Exhibition detail
Carlotta MAZZARIOL: Summer Breeze
Dates
Jul 5 - Jul 24
Location
桃江路1号LMDS
Xuhui
Shanghai
Press Release
LINSEED is pleased to collaborate with LMDS to present Summer Breeze, a solo project by Carlotta MAZZARIOL (b. 2001, Montebelluna, Italy), featuring a new series of works on canvas and paper. In MAZZARIOL’s paintings, scenes of everyday life seem to shift in a passing breeze, allowing slight imbalances and unspoken emotions to surface. The exhibition is currently on view at LMDS through July 24, 2026.
MAZZARIOL is interested in moments when something seems familiar yet escapes precise definition. Her paintings originate from multiple iconographic sources gathered in her personal photographic archive: spaces she has inhabited or remembers, images found online, and her own imagination. Rather than reproducing reality directly, she reconfigures these images into open, subjective compositions. The scenes remain recognizable, yet resist settling into a stable narrative, unfolding instead between familiarity and the unknown.
The works in Summer Breeze unfold across a series of private outdoor spaces, including gardens, lawns, courtyards, and terraces. Rather than functioning as landscapes in the conventional sense, these settings appear as extensions of everyday life. Echoing Intimism’s attention to domestic space and the quiet scenes of private life, MAZZARIOL carries this sense of intimacy into semi-open environments, exposing it to light, plants, and air. Meaning emerges at the edges: by the feet, beside the body, among the grass, drawing the viewer’s attention toward places that might otherwise go unnoticed. In these spaces, at once sheltered and open to the outside, the familiar begins to loosen, leaving room for chance to enter.

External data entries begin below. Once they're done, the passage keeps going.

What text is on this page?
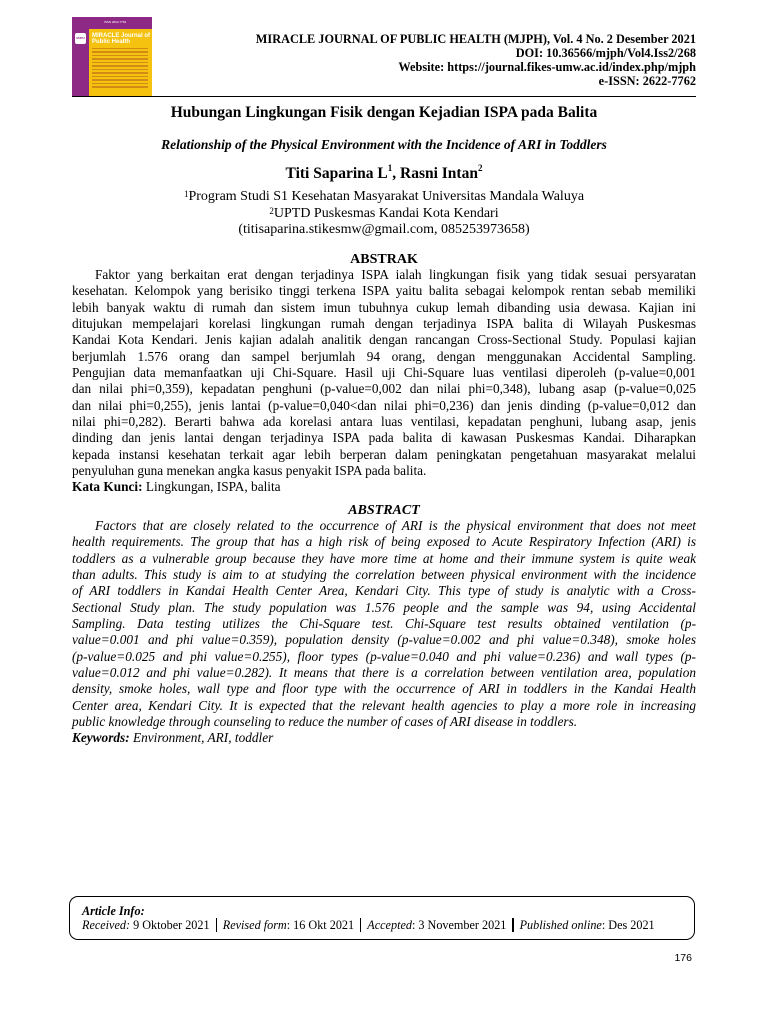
ISSN 2622-7762
MJPH MIRACLE Journal of Public Health	MIRACLE JOURNAL OF PUBLIC HEALTH (MJPH), Vol. 4 No. 2 Desember 2021
DOI: 10.36566/mjph/Vol4.Iss2/268
Website: https://journal.fikes-umw.ac.id/index.php/mjph
e-ISSN: 2622-7762
Hubungan Lingkungan Fisik dengan Kejadian ISPA pada Balita
Relationship of the Physical Environment with the Incidence of ARI in Toddlers
Titi Saparina $L^1$, Rasni Intan$^2$
$^1$Program Studi S1 Kesehatan Masyarakat Universitas Mandala Waluya
$^2$UPTD Puskesmas Kandai Kota Kendari
(titisaparina.stikesmw@gmail.com, 085253973658)
ABSTRAK
Faktor yang berkaitan erat dengan terjadinya ISPA ialah lingkungan fisik yang tidak sesuai persyaratan
kesehatan. Kelompok yang berisiko tinggi terkena ISPA yaitu balita sebagai kelompok rentan sebab memiliki
lebih banyak waktu di rumah dan sistem imun tubuhnya cukup lemah dibanding usia dewasa. Kajian ini
ditujukan mempelajari korelasi lingkungan rumah dengan terjadinya ISPA balita di Wilayah Puskesmas
Kandai Kota Kendari. Jenis kajian adalah analitik dengan rancangan Cross-Sectional Study. Populasi kajian
berjumlah 1.576 orang dan sampel berjumlah 94 orang, dengan menggunakan Accidental Sampling.
Pengujian data memanfaatkan uji Chi-Square. Hasil uji Chi-Square luas ventilasi diperoleh (p-value=0,001
dan nilai phi=0,359), kepadatan penghuni (p-value=0,002 dan nilai phi=0,348), lubang asap (p-value=0,025
dan nilai phi=0,255), jenis lantai (p-value=0,040<dan nilai phi=0,236) dan jenis dinding (p-value=0,012 dan
nilai phi=0,282). Berarti bahwa ada korelasi antara luas ventilasi, kepadatan penghuni, lubang asap, jenis
dinding dan jenis lantai dengan terjadinya ISPA pada balita di kawasan Puskesmas Kandai. Diharapkan
kepada instansi kesehatan terkait agar lebih berperan dalam peningkatan pengetahuan masyarakat melalui
penyuluhan guna menekan angka kasus penyakit ISPA pada balita.
Kata Kunci: Lingkungan, ISPA, balita
ABSTRACT
Factors that are closely related to the occurrence of ARI is the physical environment that does not meet
health requirements. The group that has a high risk of being exposed to Acute Respiratory Infection (ARI) is
toddlers as a vulnerable group because they have more time at home and their immune system is quite weak
than adults. This study is aim to at studying the correlation between physical environment with the incidence
of ARI toddlers in Kandai Health Center Area, Kendari City. This type of study is analytic with a Cross-
Sectional Study plan. The study population was 1.576 people and the sample was 94, using Accidental
Sampling. Data testing utilizes the Chi-Square test. Chi-Square test results obtained ventilation (p-
value=0.001 and phi value=0.359), population density (p-value=0.002 and phi value=0.348), smoke holes
(p-value=0.025 and phi value=0.255), floor types (p-value=0.040 and phi value=0.236) and wall types (p-
value=0.012 and phi value=0.282). It means that there is a correlation between ventilation area, population
density, smoke holes, wall type and floor type with the occurrence of ARI in toddlers in the Kandai Health
Center area, Kendari City. It is expected that the relevant health agencies to play a more role in increasing
public knowledge through counseling to reduce the number of cases of ARI disease in toddlers.
Keywords: Environment, ARI, toddler
Article Info:
Received: 9 Oktober 2021 Revised form: 16 Okt 2021 Accepted: 3 November 2021 Published online: Des 2021
176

MAZZARIOL’s figures appear less as fully defined subjects than as states of mind or psychological traces. They often lower their heads, turn away, or remain partially obscured, caught in motion without resolving into clear portraits. Between Feet and Sand focuses on the bent body of a figure whose face remains concealed, rendering an otherwise ordinary action strangely ambiguous. Is she picking something up, touching the cuff of her trousers, or drawn to some barely perceptible detail? The gesture itself is undramatic, yet its enlargement and close framing lend it a distinct psychological intensity. In this act of leaning closer, concentrating, and briefly withdrawing from the outside world, bodily posture becomes a state of mind.
Cats recur alongside the figures throughout this series of works, through which MAZZARIOL captures the quiet intimacy of everyday companionship. They suggest closeness and affection while retaining an independence that resists complete domestication. In Seemed Far Away, a girl looks toward the lake in the distance, as if sinking into the meadow, while the bright-eyed black cat at her feet draws the viewer back into the scene. Its piercing gaze introduces a subtle sense of unease, as though it were watching something not yet visible to us. The cat and the figure become witnesses to one another in this quiet, unforced coexistence, gently unsettling each other.
MAZZARIOL’s painterly language is defined by brushwork that is at once free and controlled, creating a sense of interpenetration between figures and their surroundings. Through layered and overlapping colour, the image gradually takes shape between emergence and disappearance. The combination of acrylic, oil, and oil pastel creates varying rhythms and textures across the surface: some colours seem to sink into the underlying layers, while others remain on the surface, carrying traces of the artist’s physical gestures. In her work, colour shapes the atmosphere of the work, its sense of time, and its underlying psychological tension.
Throughout the exhibition, everyday life never settles into a single, coherent story. Instead, the works linger in moments that seem to fall just before or just after an event. Lawns, balconies, figures, and plants appear like traces left in the wake of a passing breeze. MAZZARIOL offers no fixed explanation for these moments, allowing them to remain open and inviting the viewer to look slowly for details that never fully reveal themselves yet continue to shape the image. Familiar scenes are gently unsettled, retaining their intimacy while opening onto something more elusive and quietly uneasy.